An independent arbitrator could have the power to rule on disputes between punters and bookies under a Government plan to modernise how gambling is regulated in the Republic.

The proposals, published on Wednesday, will boost protections for consumers and problem gamblers, while giving the €8 billion betting industry scope for further growth, if they become law, according to Alan Heuston, tax partner with solicitors’ firm McCann Fitzgerald.

Mr Heuston said the proposals include changing the law to make bets legally enforceable. Currently wagers are not legally binding contracts in the Republic, although they are in the UK.

“They will also look at having arbitration to deal with disputes between punters and operators,” he said. Mr Heuston, who heads McCann Fitzgerald’s betting and gaming group, added that this would offer consumers in dispute with gambling businesses an alternative to going to court.

Two years ago, the Dublin Circuit Court ruled that Sayed Mirwais could not recover €11,713 that he said he won playing roulette from Automatic Amusements Ltd, which trades as D1 Casino on Dorset Street in the capital.

Current legislation

Judge Francis Comerford told the plaintiff that current legislation, the Gaming and Lottery Act, 1956, did not allow him take any action for the money Mr Mirwais said he had won.

Mr Heuston said on Wednesday that Government proposals for an independent industry regulator and to have all gambling businesses offering bets here to be licensed would also bolster consumers’ rights and protections.

The lawyer pointed out that while the current law required bookies to have licences, companies offering online roulette and casino games did not need them. He added that to be licensed, businesses would have to comply with Irish law.

“For consumers this will ensure that only regulated operators who are complying with the legislation can be licensed,” Mr Heuston added. The betting industry will fund the regulator through its licence fees.

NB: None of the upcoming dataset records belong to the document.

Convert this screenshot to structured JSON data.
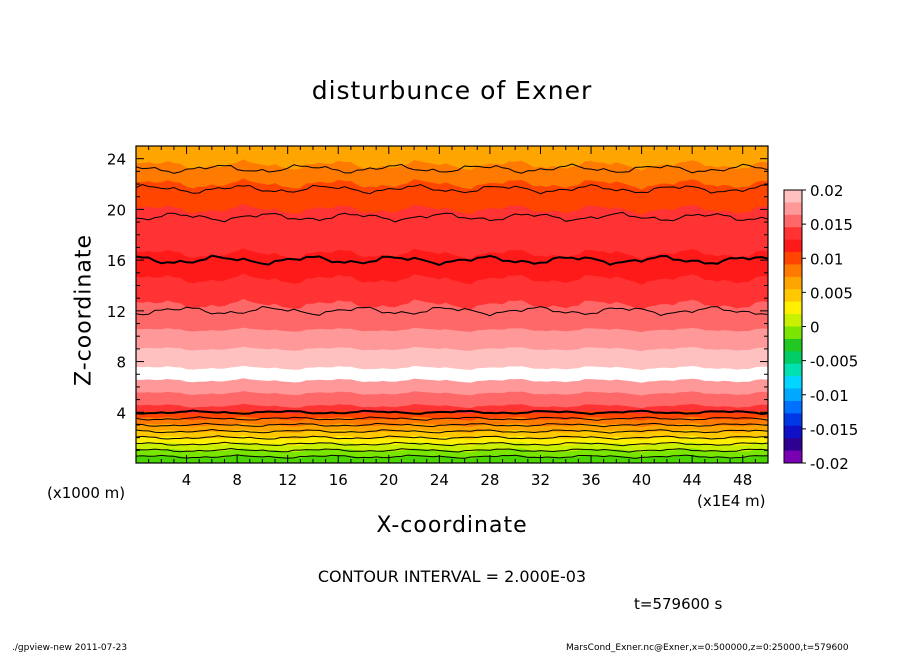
{
  "chart_data": {
    "type": "heatmap",
    "title": "disturbunce of Exner",
    "xlabel": "X-coordinate",
    "ylabel": "Z-coordinate",
    "x_unit_left": "(x1000 m)",
    "x_unit_right": "(x1E4 m)",
    "x_ticks": [
      "4",
      "8",
      "12",
      "16",
      "20",
      "24",
      "28",
      "32",
      "36",
      "40",
      "44",
      "48"
    ],
    "y_ticks": [
      "4",
      "8",
      "12",
      "16",
      "20",
      "24"
    ],
    "xlim": [
      0,
      50
    ],
    "ylim": [
      0,
      25
    ],
    "colorbar": {
      "labels": [
        "0.02",
        "0.015",
        "0.01",
        "0.005",
        "0",
        "-0.005",
        "-0.01",
        "-0.015",
        "-0.02"
      ],
      "range": [
        -0.02,
        0.02
      ],
      "colors_top_to_bottom": [
        "#ffc0c0",
        "#ff9999",
        "#ff6868",
        "#ff3333",
        "#ff1a1a",
        "#ff4500",
        "#ff7a00",
        "#ffa500",
        "#ffc800",
        "#ffef00",
        "#c8f000",
        "#7ae600",
        "#22c822",
        "#00cd66",
        "#00e0b0",
        "#00d6ff",
        "#00a8ff",
        "#0070ff",
        "#0038e8",
        "#1010c8",
        "#300090",
        "#7a00b4"
      ]
    },
    "vertical_profile": [
      {
        "z": 0.0,
        "value": 0.0001,
        "color": "#4cd600"
      },
      {
        "z": 0.5,
        "value": 0.0015,
        "color": "#7ae600"
      },
      {
        "z": 1.0,
        "value": 0.003,
        "color": "#c8f000"
      },
      {
        "z": 1.5,
        "value": 0.005,
        "color": "#ffef00"
      },
      {
        "z": 2.0,
        "value": 0.007,
        "color": "#ffc800"
      },
      {
        "z": 2.5,
        "value": 0.009,
        "color": "#ffa500"
      },
      {
        "z": 3.0,
        "value": 0.011,
        "color": "#ff7a00"
      },
      {
        "z": 3.5,
        "value": 0.013,
        "color": "#ff4500"
      },
      {
        "z": 4.0,
        "value": 0.015,
        "color": "#ff3333"
      },
      {
        "z": 5.0,
        "value": 0.017,
        "color": "#ff6868"
      },
      {
        "z": 6.0,
        "value": 0.019,
        "color": "#ff9999"
      },
      {
        "z": 7.0,
        "value": 0.021,
        "color": "#ffffff"
      },
      {
        "z": 8.5,
        "value": 0.019,
        "color": "#ffc0c0"
      },
      {
        "z": 10.0,
        "value": 0.018,
        "color": "#ff9999"
      },
      {
        "z": 12.0,
        "value": 0.017,
        "color": "#ff6868"
      },
      {
        "z": 14.0,
        "value": 0.016,
        "color": "#ff3333"
      },
      {
        "z": 16.0,
        "value": 0.015,
        "color": "#ff1a1a"
      },
      {
        "z": 19.5,
        "value": 0.014,
        "color": "#ff3333"
      },
      {
        "z": 21.5,
        "value": 0.012,
        "color": "#ff4500"
      },
      {
        "z": 23.0,
        "value": 0.011,
        "color": "#ff7a00"
      },
      {
        "z": 24.5,
        "value": 0.01,
        "color": "#ffa500"
      }
    ],
    "contour_levels_z": [
      23.2,
      21.6,
      19.4,
      16.0,
      12.0,
      4.0,
      3.5,
      3.0,
      2.5,
      2.0,
      1.5,
      1.0,
      0.5
    ]
  },
  "annotations": {
    "contour_interval": "CONTOUR INTERVAL = 2.000E-03",
    "time": "t=579600 s",
    "footer_left": "./gpview-new   2011-07-23",
    "footer_right": "MarsCond_Exner.nc@Exner,x=0:500000,z=0:25000,t=579600"
  }
}
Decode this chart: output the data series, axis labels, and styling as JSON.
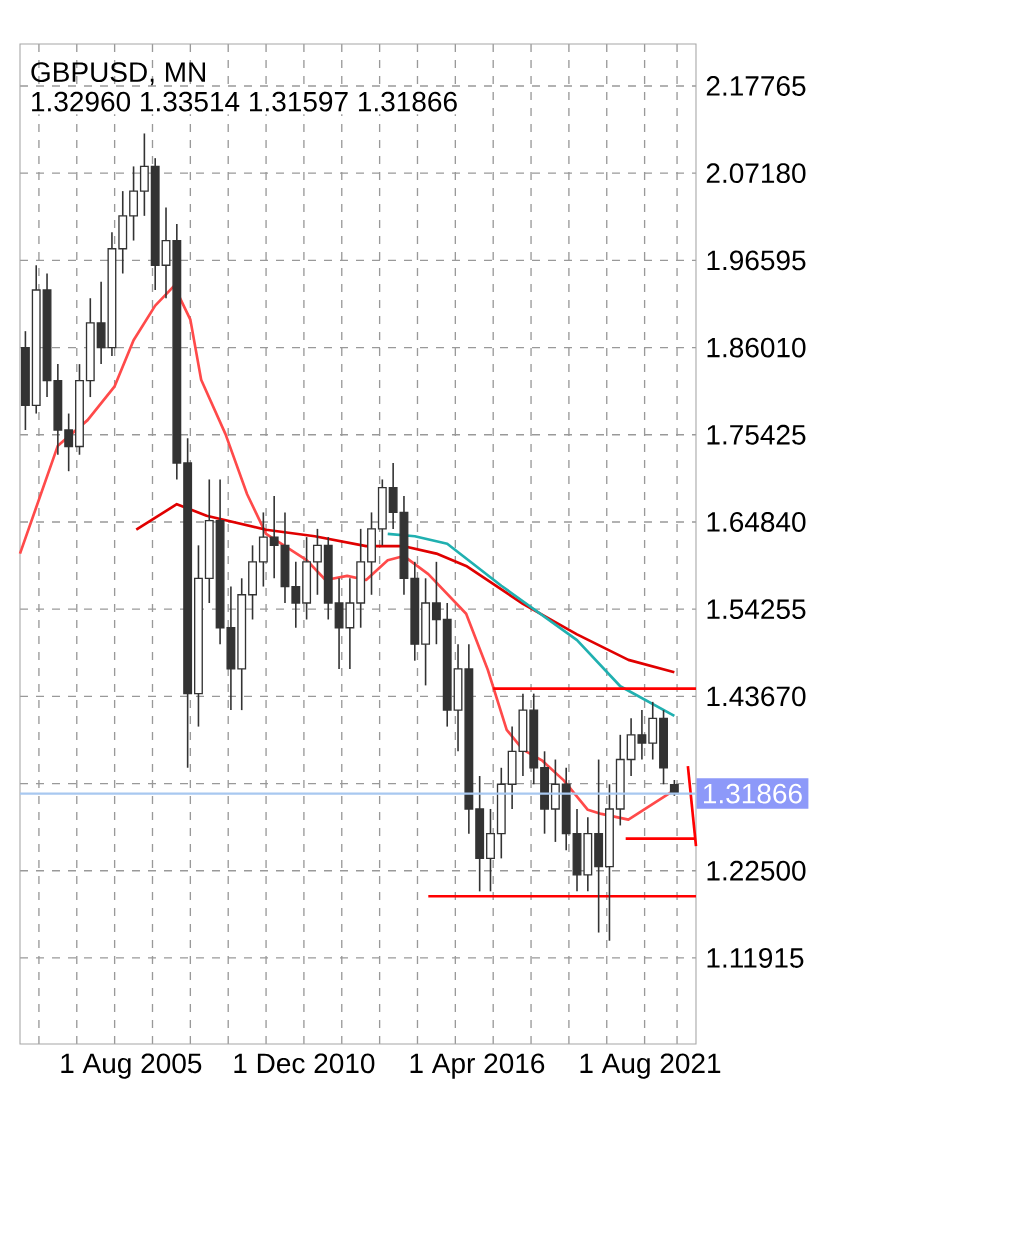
{
  "chart_data": {
    "type": "candlestick",
    "title": "GBPUSD, MN",
    "subtitle": "1.32960 1.33514 1.31597 1.31866",
    "color": "#333333",
    "x": [
      "2002-05",
      "2002-09",
      "2003-01",
      "2003-05",
      "2003-09",
      "2004-01",
      "2004-05",
      "2004-09",
      "2005-01",
      "2005-05",
      "2005-09",
      "2006-01",
      "2006-05",
      "2006-09",
      "2007-01",
      "2007-05",
      "2007-09",
      "2008-01",
      "2008-05",
      "2008-09",
      "2009-01",
      "2009-05",
      "2009-09",
      "2010-01",
      "2010-05",
      "2010-09",
      "2011-01",
      "2011-05",
      "2011-09",
      "2012-01",
      "2012-05",
      "2012-09",
      "2013-01",
      "2013-05",
      "2013-09",
      "2014-01",
      "2014-05",
      "2014-09",
      "2015-01",
      "2015-05",
      "2015-09",
      "2016-01",
      "2016-05",
      "2016-09",
      "2017-01",
      "2017-05",
      "2017-09",
      "2018-01",
      "2018-05",
      "2018-09",
      "2019-01",
      "2019-05",
      "2019-09",
      "2020-01",
      "2020-05",
      "2020-09",
      "2021-01",
      "2021-05",
      "2021-09",
      "2022-01",
      "2022-05"
    ],
    "ohlc": [
      [
        1.86,
        1.88,
        1.76,
        1.79
      ],
      [
        1.79,
        1.96,
        1.78,
        1.93
      ],
      [
        1.93,
        1.95,
        1.8,
        1.82
      ],
      [
        1.82,
        1.84,
        1.73,
        1.76
      ],
      [
        1.76,
        1.78,
        1.71,
        1.74
      ],
      [
        1.74,
        1.84,
        1.73,
        1.82
      ],
      [
        1.82,
        1.92,
        1.8,
        1.89
      ],
      [
        1.89,
        1.94,
        1.84,
        1.86
      ],
      [
        1.86,
        2.0,
        1.85,
        1.98
      ],
      [
        1.98,
        2.05,
        1.95,
        2.02
      ],
      [
        2.02,
        2.08,
        1.99,
        2.05
      ],
      [
        2.05,
        2.12,
        2.02,
        2.08
      ],
      [
        2.08,
        2.09,
        1.93,
        1.96
      ],
      [
        1.96,
        2.03,
        1.92,
        1.99
      ],
      [
        1.99,
        2.01,
        1.7,
        1.72
      ],
      [
        1.72,
        1.75,
        1.35,
        1.44
      ],
      [
        1.44,
        1.62,
        1.4,
        1.58
      ],
      [
        1.58,
        1.7,
        1.55,
        1.65
      ],
      [
        1.65,
        1.7,
        1.5,
        1.52
      ],
      [
        1.52,
        1.57,
        1.42,
        1.47
      ],
      [
        1.47,
        1.58,
        1.42,
        1.56
      ],
      [
        1.56,
        1.62,
        1.53,
        1.6
      ],
      [
        1.6,
        1.66,
        1.57,
        1.63
      ],
      [
        1.63,
        1.68,
        1.58,
        1.62
      ],
      [
        1.62,
        1.66,
        1.55,
        1.57
      ],
      [
        1.57,
        1.6,
        1.52,
        1.55
      ],
      [
        1.55,
        1.63,
        1.53,
        1.6
      ],
      [
        1.6,
        1.64,
        1.56,
        1.62
      ],
      [
        1.62,
        1.63,
        1.53,
        1.55
      ],
      [
        1.55,
        1.58,
        1.47,
        1.52
      ],
      [
        1.52,
        1.58,
        1.47,
        1.55
      ],
      [
        1.55,
        1.64,
        1.52,
        1.6
      ],
      [
        1.6,
        1.66,
        1.56,
        1.64
      ],
      [
        1.64,
        1.7,
        1.62,
        1.69
      ],
      [
        1.69,
        1.72,
        1.64,
        1.66
      ],
      [
        1.66,
        1.68,
        1.56,
        1.58
      ],
      [
        1.58,
        1.6,
        1.48,
        1.5
      ],
      [
        1.5,
        1.58,
        1.45,
        1.55
      ],
      [
        1.55,
        1.6,
        1.5,
        1.53
      ],
      [
        1.53,
        1.55,
        1.4,
        1.42
      ],
      [
        1.42,
        1.5,
        1.37,
        1.47
      ],
      [
        1.47,
        1.5,
        1.27,
        1.3
      ],
      [
        1.3,
        1.34,
        1.2,
        1.24
      ],
      [
        1.24,
        1.3,
        1.2,
        1.27
      ],
      [
        1.27,
        1.35,
        1.24,
        1.33
      ],
      [
        1.33,
        1.4,
        1.3,
        1.37
      ],
      [
        1.37,
        1.44,
        1.34,
        1.42
      ],
      [
        1.42,
        1.44,
        1.33,
        1.35
      ],
      [
        1.35,
        1.37,
        1.27,
        1.3
      ],
      [
        1.3,
        1.36,
        1.26,
        1.33
      ],
      [
        1.33,
        1.35,
        1.25,
        1.27
      ],
      [
        1.27,
        1.3,
        1.2,
        1.22
      ],
      [
        1.22,
        1.29,
        1.2,
        1.27
      ],
      [
        1.27,
        1.36,
        1.15,
        1.23
      ],
      [
        1.23,
        1.33,
        1.14,
        1.3
      ],
      [
        1.3,
        1.39,
        1.28,
        1.36
      ],
      [
        1.36,
        1.41,
        1.34,
        1.39
      ],
      [
        1.39,
        1.42,
        1.36,
        1.38
      ],
      [
        1.38,
        1.43,
        1.36,
        1.41
      ],
      [
        1.41,
        1.42,
        1.33,
        1.35
      ],
      [
        1.3296,
        1.33514,
        1.31597,
        1.31866
      ]
    ],
    "series": [
      {
        "type": "line",
        "color": "#ff4a4a",
        "x": [
          "2002-03",
          "2003-05",
          "2004-04",
          "2005-02",
          "2005-09",
          "2006-05",
          "2006-12",
          "2007-06",
          "2007-10",
          "2008-07",
          "2009-03",
          "2009-10",
          "2011-01",
          "2011-08",
          "2012-04",
          "2012-11",
          "2013-07",
          "2014-01",
          "2014-10",
          "2015-12",
          "2016-08",
          "2017-03",
          "2017-09",
          "2018-04",
          "2018-12",
          "2019-09",
          "2020-02",
          "2020-12",
          "2022-05"
        ],
        "values": [
          1.61,
          1.741,
          1.772,
          1.813,
          1.869,
          1.911,
          1.935,
          1.894,
          1.821,
          1.755,
          1.682,
          1.634,
          1.602,
          1.578,
          1.583,
          1.578,
          1.602,
          1.607,
          1.585,
          1.537,
          1.469,
          1.396,
          1.372,
          1.359,
          1.335,
          1.299,
          1.294,
          1.287,
          1.323
        ]
      },
      {
        "type": "line",
        "color": "#e00000",
        "x": [
          "2005-10",
          "2007-01",
          "2007-12",
          "2009-10",
          "2011-04",
          "2012-11",
          "2014-01",
          "2015-01",
          "2015-12",
          "2017-09",
          "2019-05",
          "2020-12",
          "2022-05"
        ],
        "values": [
          1.639,
          1.67,
          1.656,
          1.639,
          1.631,
          1.619,
          1.619,
          1.61,
          1.595,
          1.549,
          1.512,
          1.481,
          1.466
        ]
      },
      {
        "type": "line",
        "color": "#20b0b0",
        "x": [
          "2013-07",
          "2014-05",
          "2015-05",
          "2017-01",
          "2019-05",
          "2020-09",
          "2022-05"
        ],
        "values": [
          1.634,
          1.631,
          1.622,
          1.571,
          1.505,
          1.449,
          1.413
        ]
      },
      {
        "type": "line",
        "color": "#ff0000",
        "x": [
          "2016-10",
          "2023-01"
        ],
        "values": [
          1.446,
          1.446
        ]
      },
      {
        "type": "line",
        "color": "#ff0000",
        "x": [
          "2020-11",
          "2023-01"
        ],
        "values": [
          1.264,
          1.264
        ]
      },
      {
        "type": "line",
        "color": "#ff0000",
        "x": [
          "2014-10",
          "2023-01"
        ],
        "values": [
          1.194,
          1.194
        ]
      },
      {
        "type": "line",
        "color": "#ff0000",
        "x": [
          "2022-10",
          "2023-01"
        ],
        "values": [
          1.352,
          1.255
        ]
      }
    ],
    "xlim": [
      "2002-03",
      "2023-01"
    ],
    "xticks": [
      {
        "value": "2002-10",
        "label": null
      },
      {
        "value": "2003-12",
        "label": null
      },
      {
        "value": "2005-02",
        "label": null
      },
      {
        "value": "2006-04",
        "label": null
      },
      {
        "value": "2007-06",
        "label": null
      },
      {
        "value": "2008-08",
        "label": null
      },
      {
        "value": "2009-10",
        "label": null
      },
      {
        "value": "2010-12",
        "label": null
      },
      {
        "value": "2012-02",
        "label": null
      },
      {
        "value": "2013-04",
        "label": null
      },
      {
        "value": "2014-06",
        "label": null
      },
      {
        "value": "2015-08",
        "label": null
      },
      {
        "value": "2016-10",
        "label": null
      },
      {
        "value": "2017-12",
        "label": null
      },
      {
        "value": "2019-02",
        "label": null
      },
      {
        "value": "2020-04",
        "label": null
      },
      {
        "value": "2021-06",
        "label": null
      },
      {
        "value": "2022-06",
        "label": null
      },
      {
        "value": "2005-08",
        "label": "1 Aug 2005"
      },
      {
        "value": "2010-12",
        "label": "1 Dec 2010"
      },
      {
        "value": "2016-04",
        "label": "1 Apr 2016"
      },
      {
        "value": "2021-08",
        "label": "1 Aug 2021"
      }
    ],
    "ylim": [
      1.0147,
      2.2286
    ],
    "yticks": [
      2.17765,
      {
        "value": 2.0718,
        "label": "2.07180"
      },
      1.96595,
      {
        "value": 1.8601,
        "label": "1.86010"
      },
      1.75425,
      {
        "value": 1.6484,
        "label": "1.64840"
      },
      1.54255,
      {
        "value": 1.4367,
        "label": "1.43670"
      },
      {
        "value": 1.33085,
        "label": null
      },
      {
        "value": 1.225,
        "label": "1.22500"
      },
      1.11915
    ],
    "ref_lines": [
      {
        "axis": "y",
        "value": 1.31866,
        "label": "1.31866",
        "color": "#a8c8f0"
      }
    ],
    "grid": true
  }
}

The report, drawn up by all 14 Government departments, the Attorney General’s office, Revenue and Garda, also proposes that the industry contributes to a social fund to offset the impact of problem gambling. “That could be used for treatment and training,” Mr Heuston said.

‘Self-exclusion register’

Other safeguards against problem gambling include a proposal to establish a “self-exclusion register” where those who fear they are at risk can place their details so operators can refuse to take their bets. Many companies already offer a voluntary version of this system.

The overall industry here is worth between €6 billion and €8 billion

Similarly, punters could register daily, weekly or monthly limits on the amounts they bet, while websites could be required to have pop-ups alerting customers who have spent long periods online.

Mr Heuston noted that big Irish operators, such as Paddy Power Betfair and Boylesports, employ thousands of people, while the overall industry here is worth between €6 billion and €8 billion.

“The proposed regulations look to balance protecting consumers and providing legitimate space for the industry to grow,” he said.